Me in the flowering sugar cane fields of Gom Gom on a sunny afternoon that I was doing a health survey with Isabel, my boss.
A view from a house in Gom Gom located very high up. You see the corn drying on the line and a rooster. To cross to the other side of the valley where you see the houses is over a 30 minute hike.
This is a community of rebelados, or rebels, who are Cape Verdeans who about 50 years ago or more decided to live apjart from modernized society. They follow their own religion and live in thatched roof houses. I will probably help their community craft center with a few art lessons on how to mix colors, arrangement of interesting clay pottery, etc. They don't like to have visitors, but they do occasionally work with PeaceCorps volunteers.
Kids at a kindergarden in a neighboring community outside of my river valley.
The ocean view on the way to the entrance to my river valley located inland on the left.
The small store recently opened by a neighboring community's association. Dawn and I with the association president and a worker.
Kids on the way to school in front of the riverbed in front of my cluster of houses.
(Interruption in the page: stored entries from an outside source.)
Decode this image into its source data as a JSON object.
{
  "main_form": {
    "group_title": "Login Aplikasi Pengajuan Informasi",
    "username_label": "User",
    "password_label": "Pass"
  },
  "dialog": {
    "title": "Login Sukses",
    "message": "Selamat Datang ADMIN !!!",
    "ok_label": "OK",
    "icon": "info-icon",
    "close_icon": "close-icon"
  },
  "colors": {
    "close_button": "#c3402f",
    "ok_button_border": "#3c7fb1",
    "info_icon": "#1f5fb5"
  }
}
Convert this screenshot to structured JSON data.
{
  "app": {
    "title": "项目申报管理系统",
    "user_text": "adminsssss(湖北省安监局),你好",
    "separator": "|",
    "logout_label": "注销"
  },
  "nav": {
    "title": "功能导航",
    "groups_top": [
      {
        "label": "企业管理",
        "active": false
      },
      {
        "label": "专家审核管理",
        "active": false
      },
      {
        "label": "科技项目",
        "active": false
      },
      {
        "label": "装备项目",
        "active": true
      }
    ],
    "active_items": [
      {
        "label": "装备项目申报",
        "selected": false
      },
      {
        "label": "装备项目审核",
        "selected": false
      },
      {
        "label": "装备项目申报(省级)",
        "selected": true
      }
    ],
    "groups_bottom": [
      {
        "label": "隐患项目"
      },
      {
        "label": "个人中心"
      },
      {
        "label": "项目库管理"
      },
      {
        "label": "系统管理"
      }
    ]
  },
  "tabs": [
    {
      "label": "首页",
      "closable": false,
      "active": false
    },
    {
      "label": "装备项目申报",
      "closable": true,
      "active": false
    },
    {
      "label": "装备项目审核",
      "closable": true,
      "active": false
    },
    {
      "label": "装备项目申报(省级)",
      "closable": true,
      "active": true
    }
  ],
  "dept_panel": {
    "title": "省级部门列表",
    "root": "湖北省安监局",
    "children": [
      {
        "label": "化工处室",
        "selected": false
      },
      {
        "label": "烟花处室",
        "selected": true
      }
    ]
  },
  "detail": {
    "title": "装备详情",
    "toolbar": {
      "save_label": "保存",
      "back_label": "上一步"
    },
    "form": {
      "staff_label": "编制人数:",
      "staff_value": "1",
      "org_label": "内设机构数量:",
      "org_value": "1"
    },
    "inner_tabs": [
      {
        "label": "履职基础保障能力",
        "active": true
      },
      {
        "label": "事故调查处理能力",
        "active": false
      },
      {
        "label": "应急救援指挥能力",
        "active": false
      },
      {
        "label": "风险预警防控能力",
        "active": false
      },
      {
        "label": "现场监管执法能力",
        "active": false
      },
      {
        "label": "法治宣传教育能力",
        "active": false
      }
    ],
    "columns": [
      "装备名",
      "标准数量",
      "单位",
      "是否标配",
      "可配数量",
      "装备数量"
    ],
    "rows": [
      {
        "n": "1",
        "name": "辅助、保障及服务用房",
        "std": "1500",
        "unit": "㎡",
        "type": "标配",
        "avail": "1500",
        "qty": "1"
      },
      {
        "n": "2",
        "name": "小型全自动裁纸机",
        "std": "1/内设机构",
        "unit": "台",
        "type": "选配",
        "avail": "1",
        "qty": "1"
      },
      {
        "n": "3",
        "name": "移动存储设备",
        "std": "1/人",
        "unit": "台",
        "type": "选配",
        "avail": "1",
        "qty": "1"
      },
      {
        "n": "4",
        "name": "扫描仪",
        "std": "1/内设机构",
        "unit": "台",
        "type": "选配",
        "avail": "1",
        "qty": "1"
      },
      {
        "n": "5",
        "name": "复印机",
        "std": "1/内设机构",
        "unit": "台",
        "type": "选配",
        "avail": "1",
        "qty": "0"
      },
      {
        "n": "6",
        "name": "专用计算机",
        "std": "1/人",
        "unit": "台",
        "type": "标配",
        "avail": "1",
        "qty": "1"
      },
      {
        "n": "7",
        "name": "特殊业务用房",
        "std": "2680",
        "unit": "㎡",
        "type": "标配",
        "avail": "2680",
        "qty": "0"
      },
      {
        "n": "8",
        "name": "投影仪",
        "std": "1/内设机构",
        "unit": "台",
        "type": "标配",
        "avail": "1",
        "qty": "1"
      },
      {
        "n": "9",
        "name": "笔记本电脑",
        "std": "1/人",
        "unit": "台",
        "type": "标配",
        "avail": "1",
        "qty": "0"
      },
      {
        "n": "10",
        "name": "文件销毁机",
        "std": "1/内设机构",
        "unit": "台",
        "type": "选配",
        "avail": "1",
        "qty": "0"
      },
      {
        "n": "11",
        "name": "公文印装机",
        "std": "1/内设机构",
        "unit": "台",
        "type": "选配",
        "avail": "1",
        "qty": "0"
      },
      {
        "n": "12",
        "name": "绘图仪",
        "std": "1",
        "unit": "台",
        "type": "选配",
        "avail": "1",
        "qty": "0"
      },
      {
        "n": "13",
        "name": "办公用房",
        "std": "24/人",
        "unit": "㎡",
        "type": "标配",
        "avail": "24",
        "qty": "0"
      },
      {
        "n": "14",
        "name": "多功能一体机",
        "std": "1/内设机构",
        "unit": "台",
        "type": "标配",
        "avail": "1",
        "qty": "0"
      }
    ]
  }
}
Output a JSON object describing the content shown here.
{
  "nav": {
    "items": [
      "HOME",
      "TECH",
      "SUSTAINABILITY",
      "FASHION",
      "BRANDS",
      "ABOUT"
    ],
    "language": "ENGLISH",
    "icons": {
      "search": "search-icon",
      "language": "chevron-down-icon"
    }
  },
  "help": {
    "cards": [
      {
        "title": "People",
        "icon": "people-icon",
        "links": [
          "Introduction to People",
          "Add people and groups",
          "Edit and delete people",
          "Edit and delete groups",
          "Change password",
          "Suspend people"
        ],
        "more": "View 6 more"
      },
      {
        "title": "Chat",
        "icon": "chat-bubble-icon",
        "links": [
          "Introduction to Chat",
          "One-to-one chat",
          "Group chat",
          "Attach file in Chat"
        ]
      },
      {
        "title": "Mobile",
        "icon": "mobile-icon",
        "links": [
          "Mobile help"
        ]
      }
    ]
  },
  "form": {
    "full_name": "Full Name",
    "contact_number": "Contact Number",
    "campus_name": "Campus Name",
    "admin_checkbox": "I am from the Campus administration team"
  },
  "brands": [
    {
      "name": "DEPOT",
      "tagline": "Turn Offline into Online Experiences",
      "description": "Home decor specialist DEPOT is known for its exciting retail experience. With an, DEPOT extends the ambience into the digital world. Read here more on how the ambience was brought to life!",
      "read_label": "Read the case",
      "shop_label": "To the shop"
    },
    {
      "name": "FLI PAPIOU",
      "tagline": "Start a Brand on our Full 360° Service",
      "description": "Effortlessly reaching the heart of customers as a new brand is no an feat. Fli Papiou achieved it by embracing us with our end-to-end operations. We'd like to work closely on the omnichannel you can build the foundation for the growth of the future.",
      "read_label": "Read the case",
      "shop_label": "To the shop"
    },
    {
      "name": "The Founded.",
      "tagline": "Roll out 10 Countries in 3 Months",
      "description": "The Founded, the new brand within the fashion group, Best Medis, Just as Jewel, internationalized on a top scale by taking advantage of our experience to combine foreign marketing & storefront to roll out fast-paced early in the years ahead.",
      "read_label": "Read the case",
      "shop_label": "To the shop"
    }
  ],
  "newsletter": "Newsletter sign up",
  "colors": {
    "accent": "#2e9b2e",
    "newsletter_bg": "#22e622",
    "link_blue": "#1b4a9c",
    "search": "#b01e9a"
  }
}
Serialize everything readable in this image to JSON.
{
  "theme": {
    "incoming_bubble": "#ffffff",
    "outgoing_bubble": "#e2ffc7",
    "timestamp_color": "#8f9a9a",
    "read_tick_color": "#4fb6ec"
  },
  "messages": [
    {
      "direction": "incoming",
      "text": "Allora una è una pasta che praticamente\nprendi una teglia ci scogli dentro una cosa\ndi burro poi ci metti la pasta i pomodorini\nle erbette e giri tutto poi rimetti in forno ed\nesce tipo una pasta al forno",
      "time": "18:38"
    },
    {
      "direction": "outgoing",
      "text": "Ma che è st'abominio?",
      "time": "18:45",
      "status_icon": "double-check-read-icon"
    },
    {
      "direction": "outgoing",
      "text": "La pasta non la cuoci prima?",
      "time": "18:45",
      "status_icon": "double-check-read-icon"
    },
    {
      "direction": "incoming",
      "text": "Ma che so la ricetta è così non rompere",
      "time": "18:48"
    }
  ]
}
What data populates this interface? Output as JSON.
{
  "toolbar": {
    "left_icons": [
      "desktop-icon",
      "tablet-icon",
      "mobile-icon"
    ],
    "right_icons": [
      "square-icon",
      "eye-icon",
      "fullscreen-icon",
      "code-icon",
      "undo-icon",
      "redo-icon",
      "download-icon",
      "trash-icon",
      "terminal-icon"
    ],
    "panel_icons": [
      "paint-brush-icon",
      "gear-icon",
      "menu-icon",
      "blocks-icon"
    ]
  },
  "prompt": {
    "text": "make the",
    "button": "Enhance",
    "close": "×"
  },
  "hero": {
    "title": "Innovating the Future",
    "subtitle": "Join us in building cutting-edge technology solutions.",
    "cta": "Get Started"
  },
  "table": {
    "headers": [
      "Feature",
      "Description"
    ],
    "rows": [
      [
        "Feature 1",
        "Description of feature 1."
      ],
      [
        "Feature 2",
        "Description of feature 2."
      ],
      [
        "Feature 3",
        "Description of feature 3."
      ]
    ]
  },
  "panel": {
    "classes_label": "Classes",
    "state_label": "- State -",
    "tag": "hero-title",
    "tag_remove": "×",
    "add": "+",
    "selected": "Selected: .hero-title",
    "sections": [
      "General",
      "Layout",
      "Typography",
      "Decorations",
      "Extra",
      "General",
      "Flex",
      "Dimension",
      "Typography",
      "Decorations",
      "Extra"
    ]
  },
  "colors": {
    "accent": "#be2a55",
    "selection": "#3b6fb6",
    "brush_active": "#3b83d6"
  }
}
I stand there with my batiked bag whenever I waiting to catch a bush taxi at 8 a.m. to Calheta, the nearby beach town where I use the computer.
A view of the other end of my river valley where the 3,000 person town of Principal is located, after which the valley is named. Currently, the road there is washed out due to the storm a few weeks ago that left a mud slide through my house.
My shower! Bucket baths every night by candlelight. Lots of spiders on the walls.
My 8 inch high cement latrine base and small table with toilet paper, etc. Imagine 2 years on this seat! Toilet paper goes in the trash can and I burn it once a week in the riverbed.
Another view of the center of my village Hortelao.
Another view of my neighbor's house and the tobacco in front of it. This is their donkey that is pregnant and due in a few months.
Two of the neighbor's kids, Odair (3) and Dani(5), as well as a neighboring kid from another house named Joao (5).